The Bible sense of the word is that of giving strength, compassion, and rest. It is related to the ideas of “building  up” (i.e., edification) and encouragement (see 1 Corinthians 14:3) and essentially means to “come alongside.” To “come alongside” means to walk the same path, to come under the same load, to be a friend that is relied on. David said, “Even though I walk through the valley of the shadow of death, I will fear no evil, for you are with me; your rod and your staff, they comfort me” (Psalm 23:4). Clearly nothing is comfortable about the “valley of the shadow of death.” But David is not afraid, and does not stumble or stray, because of the comfort that God’s presence and guidance bring. The comfort of God makes David strong.

Consider this: the Holy Spirit himself is named “the Comforter.” Jesus said to his disciples shortly before his crucifixion, in John 14:16, “And I will pray the Father, and he shall give you another Comforter, that he may abide with you for ever” (KJV). The word “comforter” here is deep and wide in meaning and is translated several ways: Helper (ESV), Counselor (RSV), Advocate (NIV), Friend (NIRV). He is the coming alongside-er. He befriends us, comes under our loads, teaches us, and guides us. We depend on him, learn from him, cast our cares on him, and seek his direction and help. “Walking with” the Holy Spirit, the Comforter, is what makes the believer strong, and unafraid, in this treacherous life.

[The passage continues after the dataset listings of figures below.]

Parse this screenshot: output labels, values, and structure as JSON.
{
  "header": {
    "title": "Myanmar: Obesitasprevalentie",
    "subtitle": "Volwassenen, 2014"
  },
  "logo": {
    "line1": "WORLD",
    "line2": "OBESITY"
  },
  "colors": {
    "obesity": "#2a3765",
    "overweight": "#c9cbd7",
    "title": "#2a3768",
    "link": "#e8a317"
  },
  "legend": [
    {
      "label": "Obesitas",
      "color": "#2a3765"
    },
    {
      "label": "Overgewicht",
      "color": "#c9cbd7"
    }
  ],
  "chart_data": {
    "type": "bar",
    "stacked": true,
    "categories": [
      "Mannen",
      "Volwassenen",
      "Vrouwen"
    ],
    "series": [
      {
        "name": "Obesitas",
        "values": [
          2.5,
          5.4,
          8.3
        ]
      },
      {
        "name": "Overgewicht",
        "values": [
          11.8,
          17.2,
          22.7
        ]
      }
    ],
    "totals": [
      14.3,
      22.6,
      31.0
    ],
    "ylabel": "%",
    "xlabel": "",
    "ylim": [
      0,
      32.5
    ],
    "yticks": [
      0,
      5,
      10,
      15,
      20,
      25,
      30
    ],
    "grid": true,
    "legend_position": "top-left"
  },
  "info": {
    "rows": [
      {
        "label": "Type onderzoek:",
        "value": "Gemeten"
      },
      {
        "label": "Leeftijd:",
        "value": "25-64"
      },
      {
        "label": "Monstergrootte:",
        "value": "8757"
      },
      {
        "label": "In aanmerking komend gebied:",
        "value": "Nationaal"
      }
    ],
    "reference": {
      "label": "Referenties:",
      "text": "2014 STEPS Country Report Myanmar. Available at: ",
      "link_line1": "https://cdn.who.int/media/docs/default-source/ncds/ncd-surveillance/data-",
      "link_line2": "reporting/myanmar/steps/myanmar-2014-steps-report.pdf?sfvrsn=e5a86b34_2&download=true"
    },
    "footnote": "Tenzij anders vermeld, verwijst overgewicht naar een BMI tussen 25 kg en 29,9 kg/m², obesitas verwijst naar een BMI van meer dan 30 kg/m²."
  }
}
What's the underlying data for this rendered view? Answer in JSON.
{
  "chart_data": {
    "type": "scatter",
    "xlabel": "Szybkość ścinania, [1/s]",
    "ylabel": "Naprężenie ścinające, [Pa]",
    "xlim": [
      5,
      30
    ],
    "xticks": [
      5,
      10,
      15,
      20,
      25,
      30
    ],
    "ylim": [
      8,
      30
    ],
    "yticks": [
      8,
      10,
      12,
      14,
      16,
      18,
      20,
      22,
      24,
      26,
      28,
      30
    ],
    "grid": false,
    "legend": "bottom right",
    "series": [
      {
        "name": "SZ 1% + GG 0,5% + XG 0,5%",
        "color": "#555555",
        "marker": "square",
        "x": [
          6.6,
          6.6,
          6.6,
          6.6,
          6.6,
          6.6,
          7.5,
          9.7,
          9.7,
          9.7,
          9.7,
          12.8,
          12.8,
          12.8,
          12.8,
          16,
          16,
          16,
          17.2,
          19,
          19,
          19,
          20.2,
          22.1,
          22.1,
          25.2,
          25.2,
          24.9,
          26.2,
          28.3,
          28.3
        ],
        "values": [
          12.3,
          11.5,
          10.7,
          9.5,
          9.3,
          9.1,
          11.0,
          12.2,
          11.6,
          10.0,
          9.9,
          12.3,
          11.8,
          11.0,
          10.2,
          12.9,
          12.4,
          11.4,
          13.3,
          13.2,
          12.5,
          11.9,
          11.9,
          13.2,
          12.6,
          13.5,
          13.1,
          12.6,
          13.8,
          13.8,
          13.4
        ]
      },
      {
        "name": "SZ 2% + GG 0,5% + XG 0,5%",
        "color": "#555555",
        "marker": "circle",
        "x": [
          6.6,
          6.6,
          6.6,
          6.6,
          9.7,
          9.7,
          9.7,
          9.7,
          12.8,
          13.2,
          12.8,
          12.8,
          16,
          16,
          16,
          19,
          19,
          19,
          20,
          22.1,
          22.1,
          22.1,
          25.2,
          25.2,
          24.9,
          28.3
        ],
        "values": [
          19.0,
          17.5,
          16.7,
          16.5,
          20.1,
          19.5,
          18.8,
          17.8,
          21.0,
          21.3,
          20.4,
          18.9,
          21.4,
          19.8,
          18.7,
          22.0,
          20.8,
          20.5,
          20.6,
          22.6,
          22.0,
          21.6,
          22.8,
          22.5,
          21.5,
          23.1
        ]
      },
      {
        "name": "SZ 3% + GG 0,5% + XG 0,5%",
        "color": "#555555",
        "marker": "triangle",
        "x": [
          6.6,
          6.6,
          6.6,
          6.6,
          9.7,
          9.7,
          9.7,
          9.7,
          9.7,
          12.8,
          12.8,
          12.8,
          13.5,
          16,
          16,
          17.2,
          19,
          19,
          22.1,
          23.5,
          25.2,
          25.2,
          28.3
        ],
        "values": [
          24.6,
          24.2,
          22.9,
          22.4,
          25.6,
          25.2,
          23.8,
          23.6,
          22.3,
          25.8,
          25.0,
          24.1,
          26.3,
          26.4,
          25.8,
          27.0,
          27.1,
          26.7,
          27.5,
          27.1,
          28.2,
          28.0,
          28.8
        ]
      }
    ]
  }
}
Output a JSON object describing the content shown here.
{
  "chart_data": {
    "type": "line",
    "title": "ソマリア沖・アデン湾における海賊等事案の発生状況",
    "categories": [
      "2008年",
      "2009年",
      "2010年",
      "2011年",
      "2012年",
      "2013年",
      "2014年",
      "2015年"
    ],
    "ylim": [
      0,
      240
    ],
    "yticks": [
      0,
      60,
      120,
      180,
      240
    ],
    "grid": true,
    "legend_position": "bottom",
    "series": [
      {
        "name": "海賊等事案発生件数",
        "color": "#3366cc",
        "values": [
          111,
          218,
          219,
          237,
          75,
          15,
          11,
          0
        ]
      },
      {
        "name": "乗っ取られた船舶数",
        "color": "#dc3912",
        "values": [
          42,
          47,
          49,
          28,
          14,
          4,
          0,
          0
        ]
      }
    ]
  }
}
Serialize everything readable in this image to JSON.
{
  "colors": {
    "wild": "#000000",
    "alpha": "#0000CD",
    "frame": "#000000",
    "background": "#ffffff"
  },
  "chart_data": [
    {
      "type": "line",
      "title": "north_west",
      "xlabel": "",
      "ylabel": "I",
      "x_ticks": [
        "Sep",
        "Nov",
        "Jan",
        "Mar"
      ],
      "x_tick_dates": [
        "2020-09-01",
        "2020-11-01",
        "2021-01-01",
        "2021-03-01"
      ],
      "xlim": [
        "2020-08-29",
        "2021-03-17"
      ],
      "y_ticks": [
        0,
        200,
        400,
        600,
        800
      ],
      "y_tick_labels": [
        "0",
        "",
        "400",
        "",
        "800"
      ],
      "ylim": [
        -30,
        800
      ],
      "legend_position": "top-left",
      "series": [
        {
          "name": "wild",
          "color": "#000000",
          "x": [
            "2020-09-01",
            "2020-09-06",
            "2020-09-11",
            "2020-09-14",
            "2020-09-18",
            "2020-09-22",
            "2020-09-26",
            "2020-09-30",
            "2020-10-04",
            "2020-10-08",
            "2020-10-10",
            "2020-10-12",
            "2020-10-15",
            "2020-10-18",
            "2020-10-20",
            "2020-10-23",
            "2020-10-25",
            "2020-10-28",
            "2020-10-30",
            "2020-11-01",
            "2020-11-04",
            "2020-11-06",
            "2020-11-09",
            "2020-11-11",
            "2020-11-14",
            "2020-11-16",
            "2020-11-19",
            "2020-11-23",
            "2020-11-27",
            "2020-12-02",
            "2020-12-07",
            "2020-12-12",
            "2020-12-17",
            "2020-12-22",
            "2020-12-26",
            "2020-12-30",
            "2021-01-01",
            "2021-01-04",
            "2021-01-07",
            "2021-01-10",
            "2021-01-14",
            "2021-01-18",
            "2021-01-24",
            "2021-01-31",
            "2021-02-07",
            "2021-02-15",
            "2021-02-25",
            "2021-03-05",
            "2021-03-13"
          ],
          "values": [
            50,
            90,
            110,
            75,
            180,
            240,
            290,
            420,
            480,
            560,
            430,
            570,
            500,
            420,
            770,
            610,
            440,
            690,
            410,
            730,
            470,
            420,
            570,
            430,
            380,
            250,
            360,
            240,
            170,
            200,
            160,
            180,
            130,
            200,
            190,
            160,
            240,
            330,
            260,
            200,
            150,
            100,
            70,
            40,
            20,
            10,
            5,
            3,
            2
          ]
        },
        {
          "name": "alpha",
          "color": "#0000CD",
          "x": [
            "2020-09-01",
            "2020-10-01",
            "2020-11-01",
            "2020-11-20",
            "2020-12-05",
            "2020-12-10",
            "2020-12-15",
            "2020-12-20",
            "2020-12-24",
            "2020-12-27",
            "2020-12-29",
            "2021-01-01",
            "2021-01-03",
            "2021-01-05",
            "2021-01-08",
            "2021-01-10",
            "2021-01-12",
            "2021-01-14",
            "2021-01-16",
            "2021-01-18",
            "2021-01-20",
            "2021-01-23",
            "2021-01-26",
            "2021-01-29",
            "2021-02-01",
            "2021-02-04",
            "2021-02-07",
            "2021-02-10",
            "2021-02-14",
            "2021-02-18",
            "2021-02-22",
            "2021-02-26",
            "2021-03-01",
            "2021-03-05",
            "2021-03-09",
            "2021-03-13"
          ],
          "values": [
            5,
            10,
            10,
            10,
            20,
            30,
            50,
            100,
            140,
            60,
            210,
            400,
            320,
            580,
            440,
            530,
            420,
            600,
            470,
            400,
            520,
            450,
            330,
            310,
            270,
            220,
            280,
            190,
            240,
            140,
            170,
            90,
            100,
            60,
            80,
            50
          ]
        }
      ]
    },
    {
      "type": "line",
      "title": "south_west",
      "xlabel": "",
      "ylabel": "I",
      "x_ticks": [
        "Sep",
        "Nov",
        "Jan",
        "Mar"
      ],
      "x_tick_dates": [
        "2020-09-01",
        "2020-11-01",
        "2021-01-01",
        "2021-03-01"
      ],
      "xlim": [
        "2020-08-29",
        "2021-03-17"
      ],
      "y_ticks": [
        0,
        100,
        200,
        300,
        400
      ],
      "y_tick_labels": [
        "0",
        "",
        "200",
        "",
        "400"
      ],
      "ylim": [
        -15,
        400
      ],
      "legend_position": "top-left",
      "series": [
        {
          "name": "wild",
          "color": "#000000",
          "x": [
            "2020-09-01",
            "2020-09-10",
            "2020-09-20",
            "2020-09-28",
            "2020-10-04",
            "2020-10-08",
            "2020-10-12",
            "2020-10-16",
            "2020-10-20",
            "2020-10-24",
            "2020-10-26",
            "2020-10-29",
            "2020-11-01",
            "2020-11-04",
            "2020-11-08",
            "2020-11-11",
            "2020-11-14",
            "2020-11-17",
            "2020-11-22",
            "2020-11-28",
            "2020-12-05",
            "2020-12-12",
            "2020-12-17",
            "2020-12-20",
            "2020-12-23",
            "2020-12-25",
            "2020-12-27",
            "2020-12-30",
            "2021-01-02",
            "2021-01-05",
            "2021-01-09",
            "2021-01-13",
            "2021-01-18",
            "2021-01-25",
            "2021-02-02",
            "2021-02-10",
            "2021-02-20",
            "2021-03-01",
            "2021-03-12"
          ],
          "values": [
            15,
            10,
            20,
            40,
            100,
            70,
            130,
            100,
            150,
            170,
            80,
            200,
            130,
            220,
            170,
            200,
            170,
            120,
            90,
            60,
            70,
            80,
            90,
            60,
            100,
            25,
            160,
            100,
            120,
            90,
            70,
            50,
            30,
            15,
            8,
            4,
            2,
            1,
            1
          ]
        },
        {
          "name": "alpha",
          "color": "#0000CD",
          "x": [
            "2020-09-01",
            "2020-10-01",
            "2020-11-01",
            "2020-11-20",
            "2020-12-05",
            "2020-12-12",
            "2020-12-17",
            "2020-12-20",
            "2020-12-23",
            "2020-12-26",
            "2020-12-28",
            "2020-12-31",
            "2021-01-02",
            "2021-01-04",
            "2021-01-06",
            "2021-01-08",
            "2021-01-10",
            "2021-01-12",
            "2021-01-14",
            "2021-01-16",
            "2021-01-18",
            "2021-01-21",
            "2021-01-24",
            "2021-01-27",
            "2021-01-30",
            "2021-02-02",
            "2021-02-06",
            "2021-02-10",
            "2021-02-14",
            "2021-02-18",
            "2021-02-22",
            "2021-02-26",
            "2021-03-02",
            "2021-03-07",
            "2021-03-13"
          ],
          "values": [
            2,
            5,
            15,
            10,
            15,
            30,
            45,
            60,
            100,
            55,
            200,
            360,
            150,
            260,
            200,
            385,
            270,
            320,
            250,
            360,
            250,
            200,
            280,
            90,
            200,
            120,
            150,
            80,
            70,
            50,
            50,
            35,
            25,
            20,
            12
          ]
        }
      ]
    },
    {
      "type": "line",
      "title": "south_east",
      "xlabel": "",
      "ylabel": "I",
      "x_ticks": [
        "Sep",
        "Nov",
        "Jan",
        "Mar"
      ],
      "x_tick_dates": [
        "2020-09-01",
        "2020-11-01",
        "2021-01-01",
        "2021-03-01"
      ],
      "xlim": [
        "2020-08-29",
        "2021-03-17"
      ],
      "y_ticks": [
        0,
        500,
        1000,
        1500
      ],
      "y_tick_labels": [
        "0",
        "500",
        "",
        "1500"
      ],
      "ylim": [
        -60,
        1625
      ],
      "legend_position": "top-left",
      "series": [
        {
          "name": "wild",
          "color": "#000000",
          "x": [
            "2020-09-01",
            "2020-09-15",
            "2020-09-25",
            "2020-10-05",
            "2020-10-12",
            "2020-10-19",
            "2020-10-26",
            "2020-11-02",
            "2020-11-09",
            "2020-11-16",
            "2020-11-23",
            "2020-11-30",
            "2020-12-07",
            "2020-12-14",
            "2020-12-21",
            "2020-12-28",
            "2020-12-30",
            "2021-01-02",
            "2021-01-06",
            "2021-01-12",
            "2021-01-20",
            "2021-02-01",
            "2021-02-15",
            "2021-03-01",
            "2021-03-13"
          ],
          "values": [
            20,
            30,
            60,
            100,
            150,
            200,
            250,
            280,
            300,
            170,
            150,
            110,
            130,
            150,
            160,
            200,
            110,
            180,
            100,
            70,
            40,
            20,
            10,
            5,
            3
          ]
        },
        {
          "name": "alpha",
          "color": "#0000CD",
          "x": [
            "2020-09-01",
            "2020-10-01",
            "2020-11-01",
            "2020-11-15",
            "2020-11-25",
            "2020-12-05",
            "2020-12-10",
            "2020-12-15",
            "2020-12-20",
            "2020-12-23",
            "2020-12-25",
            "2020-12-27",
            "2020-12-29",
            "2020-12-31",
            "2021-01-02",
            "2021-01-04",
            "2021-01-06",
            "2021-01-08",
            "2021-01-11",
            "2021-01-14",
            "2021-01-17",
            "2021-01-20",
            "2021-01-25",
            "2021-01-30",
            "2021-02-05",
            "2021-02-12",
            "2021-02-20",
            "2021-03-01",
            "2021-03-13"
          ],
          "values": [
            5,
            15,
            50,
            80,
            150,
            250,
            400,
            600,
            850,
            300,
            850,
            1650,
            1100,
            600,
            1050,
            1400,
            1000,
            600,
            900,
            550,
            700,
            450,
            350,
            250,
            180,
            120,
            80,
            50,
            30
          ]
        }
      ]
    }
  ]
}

Paul also speaks of God’s comfort in 2 Corinthians 1:3-5. He says,

Blessed be the God and Father of our Lord Jesus Christ, the Father of mercies and God of all comfort, who comforts us in all our affliction, so that we may be able to comfort those who are in any affliction, with the comfort with which we ourselves are comforted by God. For as we share abundantly in Christ’s sufferings, so through Christ we share abundantly in comfort too.
God’s comfort is less like a pat on the back and more like an arm under our shoulders. In our suffering, he does not often make us comfortable, but he does come close beside us and give us mercy. One of his purposes in our pain is that we will know his comfort deeply, for ourselves. Then, we can do the same for other people: come near to them in their troubles, be someone they can lean on, their advocate. That is what God does for us. It’s what he calls us to do for others.